A controvérsia em torno de **Salvino Oliveira Barbosa** ganhou destaque nacional quando o vereador foi detido no dia 11 de março, sob a acusação da Polícia Civil de ter ligações com o **Comando Vermelho (CV)**, a principal organização criminosa atuante no estado. A prisão, que gerou grande repercussão, foi rapidamente revertida por uma decisão judicial que, apenas dois dias depois, ordenou a soltura do parlamentar, levantando as primeiras dúvidas sobre a solidez das evidências apresentadas pela investigação, conforme noticiado pela Agência Brasil.
O episódio desencadeou uma forte reação do então prefeito **Eduardo Paes**, que publicamente criticou a ação policial e denunciou o que classificou como perseguição política. O clima de tensão se intensificou quando, uma semana após a prisão de **Salvino**, **Paes** renunciou ao cargo de prefeito para se lançar como pré-candidato ao governo do estado nas eleições de outubro, um movimento que sublinhou a polarização e as disputas de poder em curso no Rio de Janeiro. **Salvino Oliveira Barbosa**, eleito em 2024, cumpre seu primeiro mandato como vereador, tendo deixado a secretaria municipal no mesmo ano.
Críticas à Investigação e o Cenário de Perseguição Política
Na fundamentação de sua decisão, o juiz **Renan de Freitas Ongaratto** foi explícito ao criticar o trabalho investigativo da Polícia Civil. O magistrado apontou que a principal evidência utilizada para sustentar a investigação contra **Salvino** baseava-se unicamente na citação do nome do vereador por terceiros em uma conversa de WhatsApp. Um dos interlocutores da referida conversa, datada de 25 de março de 2025, era **Edgar Alves de Andrade**, conhecido como **Doca**, apontado como líder do **Comando Vermelho**. A suposta autorização para que o vereador “trabalhasse” na **Comunidade da Gardênia Azul** foi considerada insuficiente e frágil para justificar a continuidade do inquérito, levando ao seu trancamento e arquivamento.
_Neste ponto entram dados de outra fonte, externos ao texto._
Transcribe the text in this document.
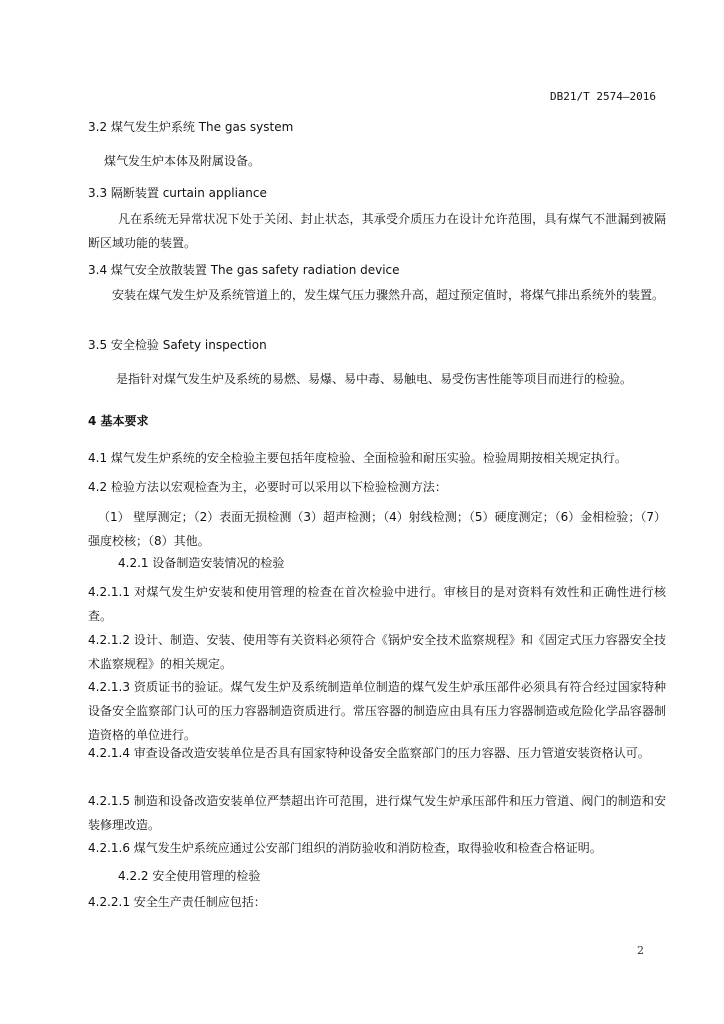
DB21/T 2574—2016
3.2 煤气发生炉系统 The gas system
煤气发生炉本体及附属设备。
3.3 隔断装置 curtain appliance
凡在系统无异常状况下处于关闭、封止状态，其承受介质压力在设计允许范围，具有煤气不泄漏到被隔断区域功能的装置。
3.4 煤气安全放散装置 The gas safety radiation device
安装在煤气发生炉及系统管道上的，发生煤气压力骤然升高，超过预定值时，将煤气排出系统外的装置。
3.5 安全检验 Safety inspection
是指针对煤气发生炉及系统的易燃、易爆、易中毒、易触电、易受伤害性能等项目而进行的检验。
4 基本要求
4.1 煤气发生炉系统的安全检验主要包括年度检验、全面检验和耐压实验。检验周期按相关规定执行。
4.2 检验方法以宏观检查为主，必要时可以采用以下检验检测方法：
（1） 壁厚测定；（2）表面无损检测（3）超声检测；（4）射线检测；（5）硬度测定；（6）金相检验；（7）强度校核；（8）其他。
4.2.1 设备制造安装情况的检验
4.2.1.1 对煤气发生炉安装和使用管理的检查在首次检验中进行。审核目的是对资料有效性和正确性进行核查。
4.2.1.2 设计、制造、安装、使用等有关资料必须符合《锅炉安全技术监察规程》和《固定式压力容器安全技术监察规程》的相关规定。
4.2.1.3 资质证书的验证。煤气发生炉及系统制造单位制造的煤气发生炉承压部件必须具有符合经过国家特种设备安全监察部门认可的压力容器制造资质进行。常压容器的制造应由具有压力容器制造或危险化学品容器制造资格的单位进行。
4.2.1.4 审查设备改造安装单位是否具有国家特种设备安全监察部门的压力容器、压力管道安装资格认可。
4.2.1.5 制造和设备改造安装单位严禁超出许可范围，进行煤气发生炉承压部件和压力管道、阀门的制造和安装修理改造。
4.2.1.6 煤气发生炉系统应通过公安部门组织的消防验收和消防检查，取得验收和检查合格证明。
4.2.2 安全使用管理的检验
4.2.2.1 安全生产责任制应包括：
2
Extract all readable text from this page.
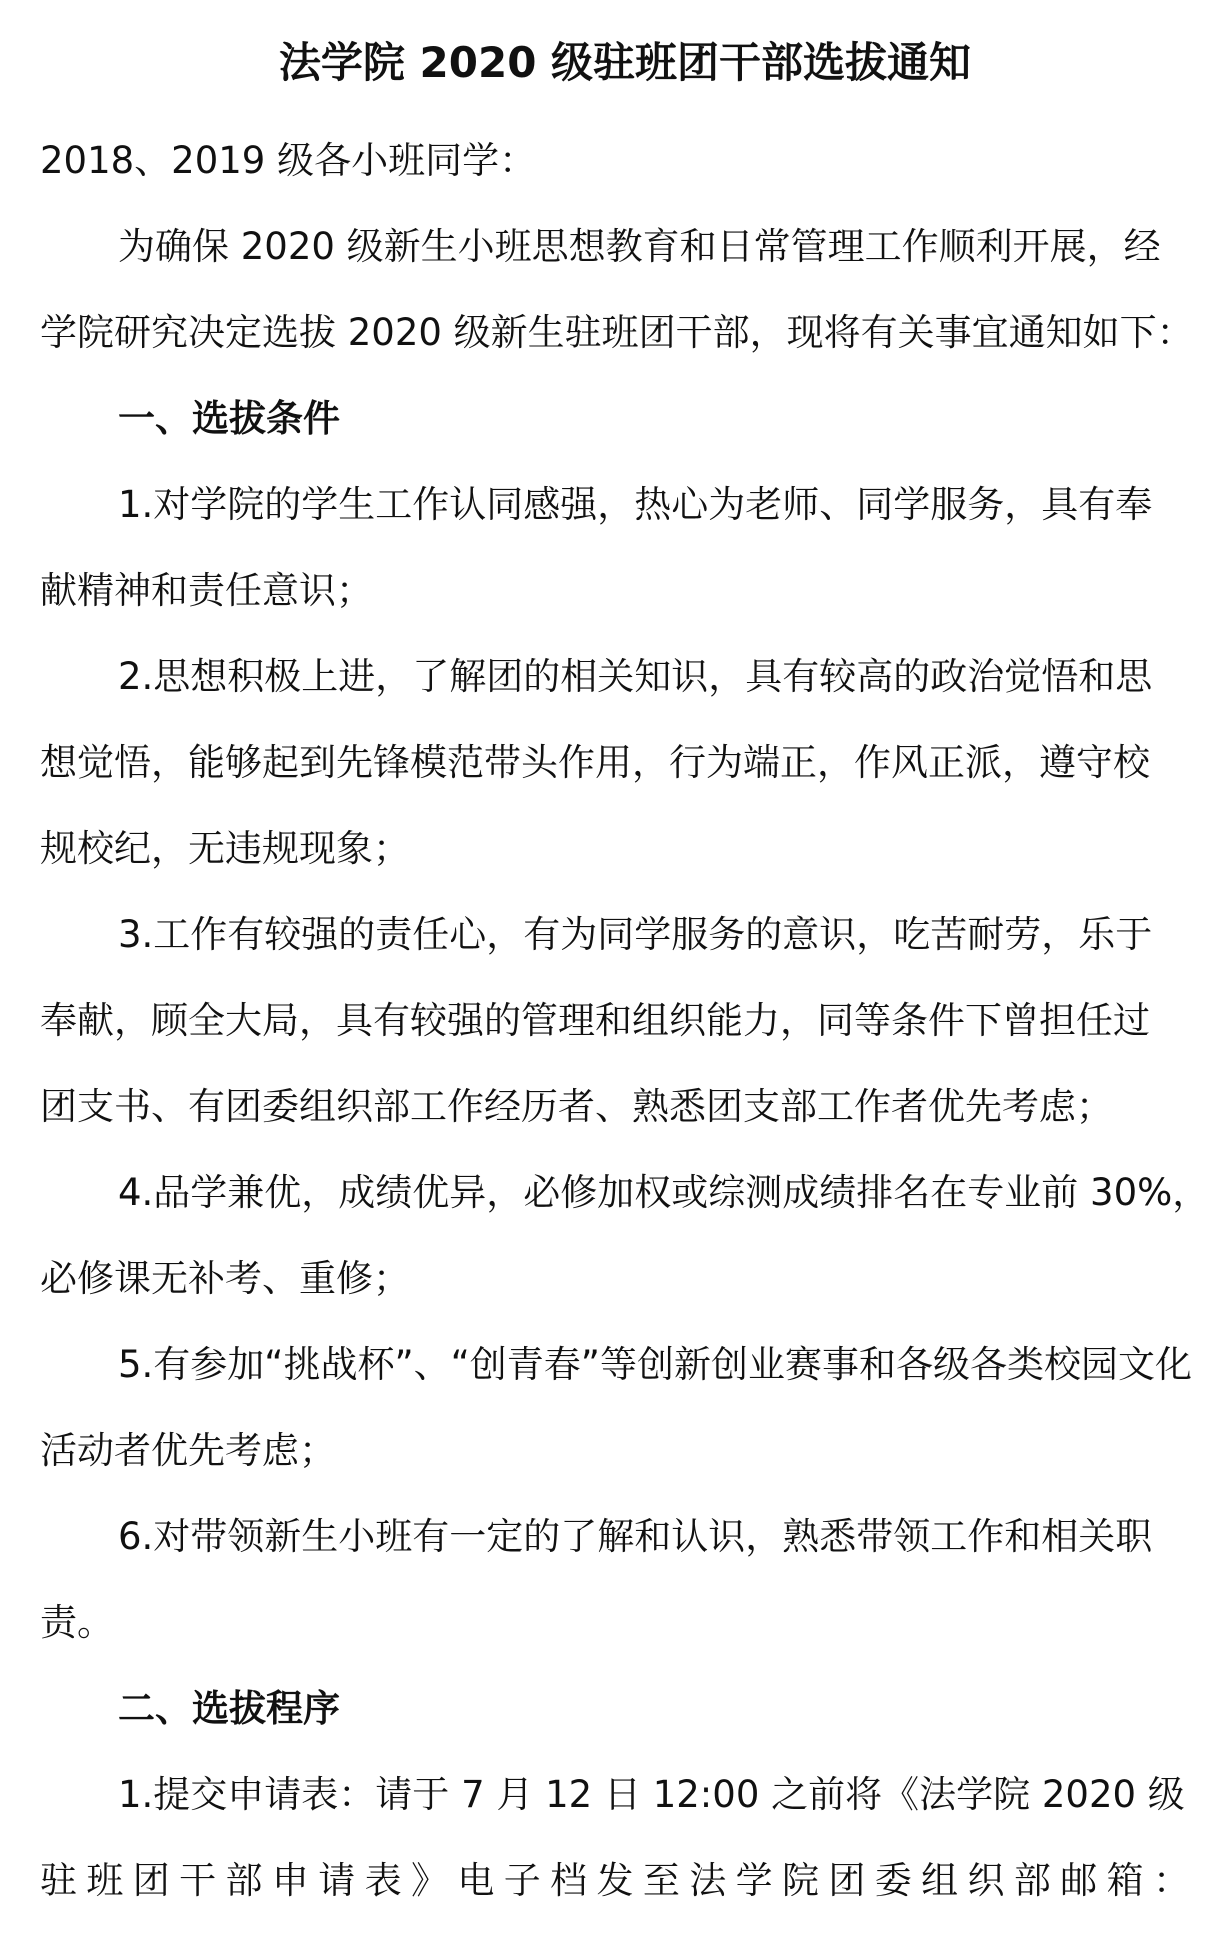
法学院 2020 级驻班团干部选拔通知
2018、2019 级各小班同学：
为确保 2020 级新生小班思想教育和日常管理工作顺利开展，经
学院研究决定选拔 2020 级新生驻班团干部，现将有关事宜通知如下：
一、选拔条件
1.对学院的学生工作认同感强，热心为老师、同学服务，具有奉
献精神和责任意识；
2.思想积极上进，了解团的相关知识，具有较高的政治觉悟和思
想觉悟，能够起到先锋模范带头作用，行为端正，作风正派，遵守校
规校纪，无违规现象；
3.工作有较强的责任心，有为同学服务的意识，吃苦耐劳，乐于
奉献，顾全大局，具有较强的管理和组织能力，同等条件下曾担任过
团支书、有团委组织部工作经历者、熟悉团支部工作者优先考虑；
4.品学兼优，成绩优异，必修加权或综测成绩排名在专业前 30%，
必修课无补考、重修；
5.有参加“挑战杯”、“创青春”等创新创业赛事和各级各类校园文化
活动者优先考虑；
6.对带领新生小班有一定的了解和认识，熟悉带领工作和相关职
责。
二、选拔程序
1.提交申请表：请于 7 月 12 日 12:00 之前将《法学院 2020 级
驻班团干部申请表》电子档发至法学院团委组织部邮箱：
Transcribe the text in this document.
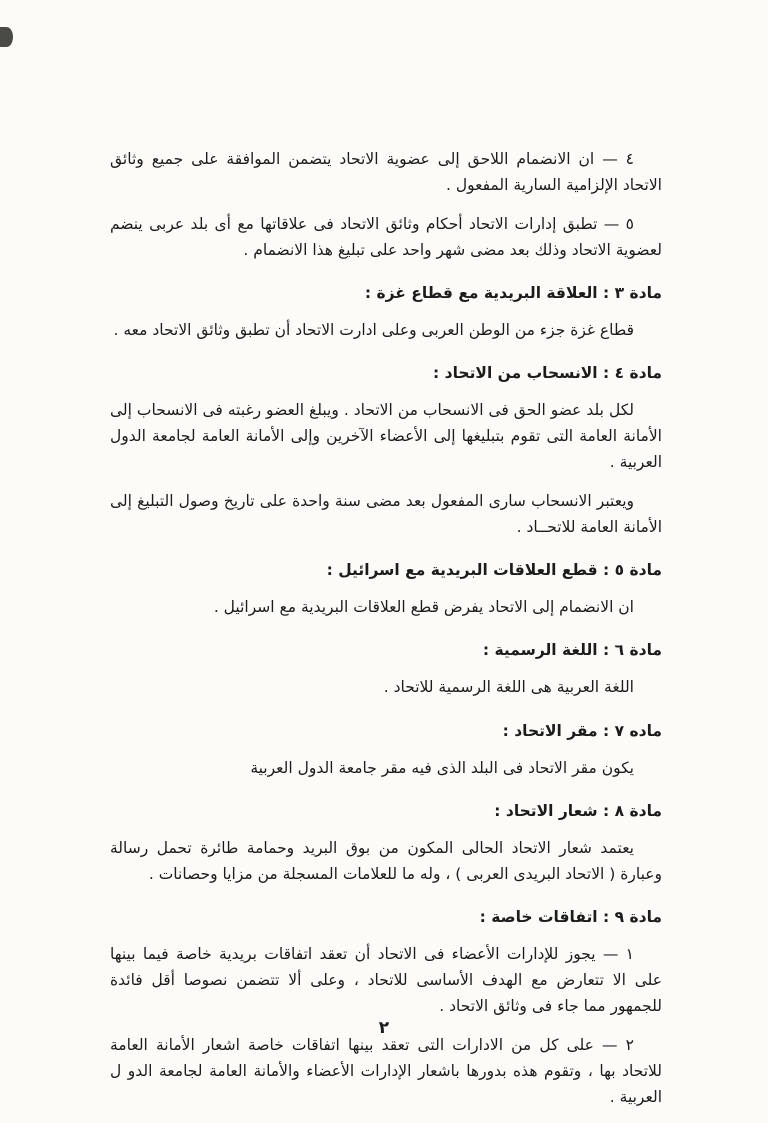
٤ — ان الانضمام اللاحق إلى عضوية الاتحاد يتضمن الموافقة على جميع وثائق الاتحاد الإلزامية السارية المفعول .

٥ — تطبق إدارات الاتحاد أحكام وثائق الاتحاد فى علاقاتها مع أى بلد عربى ينضم لعضوية الاتحاد وذلك بعد مضى شهر واحد على تبليغ هذا الانضمام .

مادة ٣ : العلاقة البريدية مع قطاع غزة :

قطاع غزة جزء من الوطن العربى وعلى ادارت الاتحاد أن تطبق وثائق الاتحاد معه .

مادة ٤ : الانسحاب من الاتحاد :

لكل بلد عضو الحق فى الانسحاب من الاتحاد . ويبلغ العضو رغبته فى الانسحاب إلى الأمانة العامة التى تقوم بتبليغها إلى الأعضاء الآخرين وإلى الأمانة العامة لجامعة الدول العربية .

ويعتبر الانسحاب سارى المفعول بعد مضى سنة واحدة على تاريخ وصول التبليغ إلى الأمانة العامة للاتحــاد .

مادة ٥ : قطع العلاقات البريدية مع اسرائيل :

ان الانضمام إلى الاتحاد يفرض قطع العلاقات البريدية مع اسرائيل .

مادة ٦ : اللغة الرسمية :

اللغة العربية هى اللغة الرسمية للاتحاد .

ماده ٧ : مقر الاتحاد :

يكون مقر الاتحاد فى البلد الذى فيه مقر جامعة الدول العربية

مادة ٨ : شعار الاتحاد :

يعتمد شعار الاتحاد الحالى المكون من بوق البريد وحمامة طائرة تحمل رسالة وعبارة ( الاتحاد البريدى العربى ) ، وله ما للعلامات المسجلة من مزايا وحصانات .

مادة ٩ : اتفاقات خاصة :

١ — يجوز للإدارات الأعضاء فى الاتحاد أن تعقد اتفاقات بريدية خاصة فيما بينها على الا تتعارض مع الهدف الأساسى للاتحاد ، وعلى ألا تتضمن نصوصا أقل فائدة للجمهور مما جاء فى وثائق الاتحاد .

٢ — على كل من الادارات التى تعقد بينها اتفاقات خاصة اشعار الأمانة العامة للاتحاد بها ، وتقوم هذه بدورها باشعار الإدارات الأعضاء والأمانة العامة لجامعة الدو ل العربية .

٢
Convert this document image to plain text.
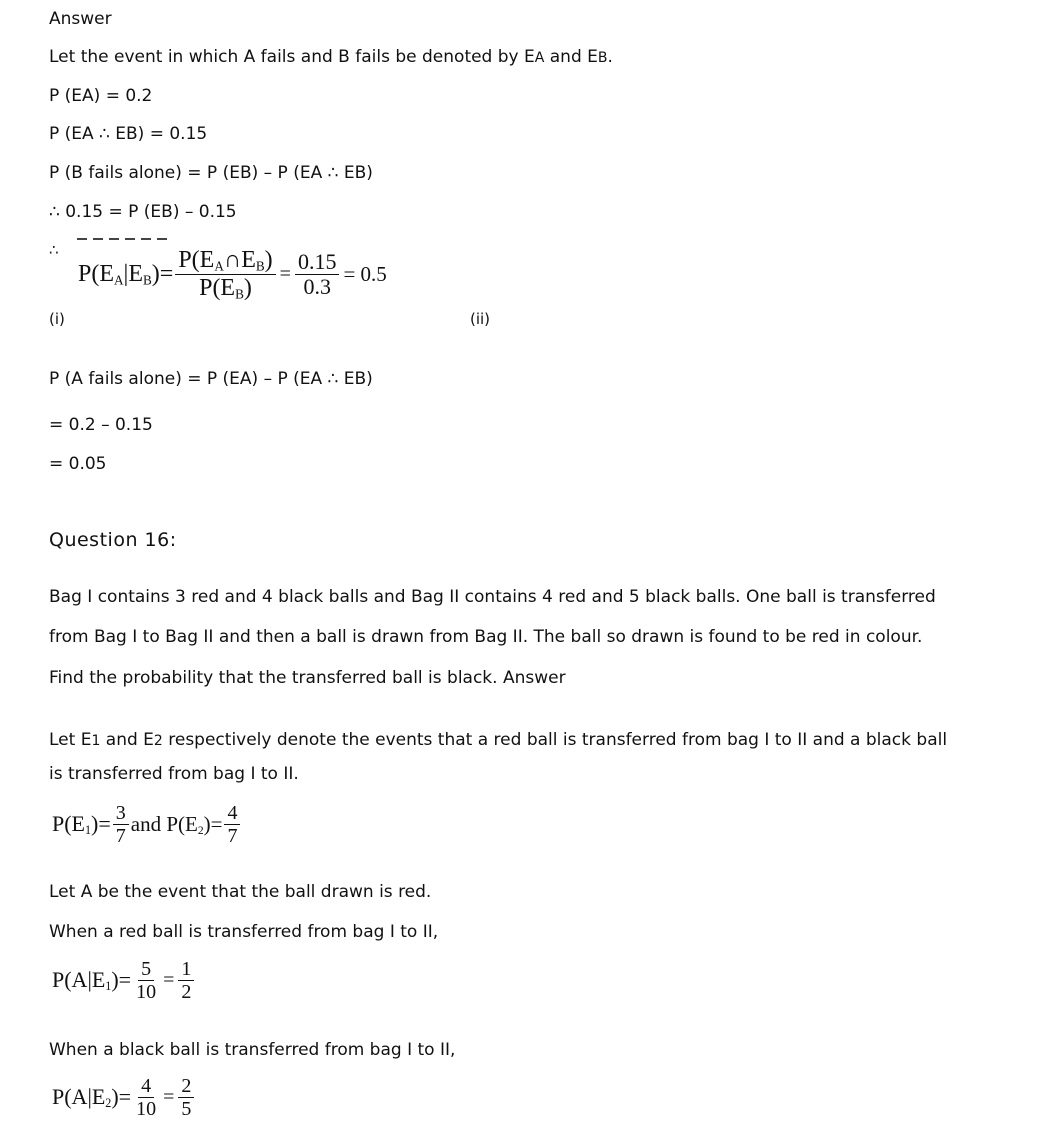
Answer
Let the event in which A fails and B fails be denoted by EA and EB.
P (EA) = 0.2
P (EA ∴ EB) = 0.15
P (B fails alone) = P (EB) – P (EA ∴ EB)
∴ 0.15 = P (EB) – 0.15
∴
$P(E_A|E_B)= \frac{P(E_A\cap E_B)}{P(E_B)} = \frac{0.15}{0.3} = 0.5$
(i)	(ii)
P (A fails alone) = P (EA) – P (EA ∴ EB)
= 0.2 – 0.15
= 0.05
Question 16:
Bag I contains 3 red and 4 black balls and Bag II contains 4 red and 5 black balls. One ball is transferred
from Bag I to Bag II and then a ball is drawn from Bag II. The ball so drawn is found to be red in colour.
Find the probability that the transferred ball is black. Answer
Let E1 and E2 respectively denote the events that a red ball is transferred from bag I to II and a black ball
is transferred from bag I to II.
$P(E_1)= \frac{3}{7}$ and $P(E_2)= \frac{4}{7}$
Let A be the event that the ball drawn is red.
When a red ball is transferred from bag I to II,
$P(A|E_1)= \frac{5}{10} = \frac{1}{2}$
When a black ball is transferred from bag I to II,
$P(A|E_2)= \frac{4}{10} = \frac{2}{5}$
Este desfecho se insere em um contexto político já efervescente e marcado por turbulências no Rio de Janeiro. A acusação de perseguição política, levantada por figuras como **Eduardo Paes**, ganha peso diante das falhas apontadas pela própria Justiça na condução de investigações de alta sensibilidade. O estado tem sido palco de intensas disputas eleitorais e escândalos, como a condenação do ex-governador **Cláudio Castro**, que o tornou inelegível até 2030, e sua subsequente renúncia, conforme noticiado anteriormente pela Agência Brasil. Tais eventos contribuem para um ambiente de desconfiança e questionamento sobre a lisura dos processos políticos e judiciais, onde a linha entre a investigação legítima e a instrumentalização política se torna cada vez mais tênue. A decisão judicial, portanto, não apenas inocenta o vereador, mas também serve como um alerta para a necessidade de rigor e imparcialidade nas apurações que envolvem figuras públicas, especialmente em períodos pré-eleitorais.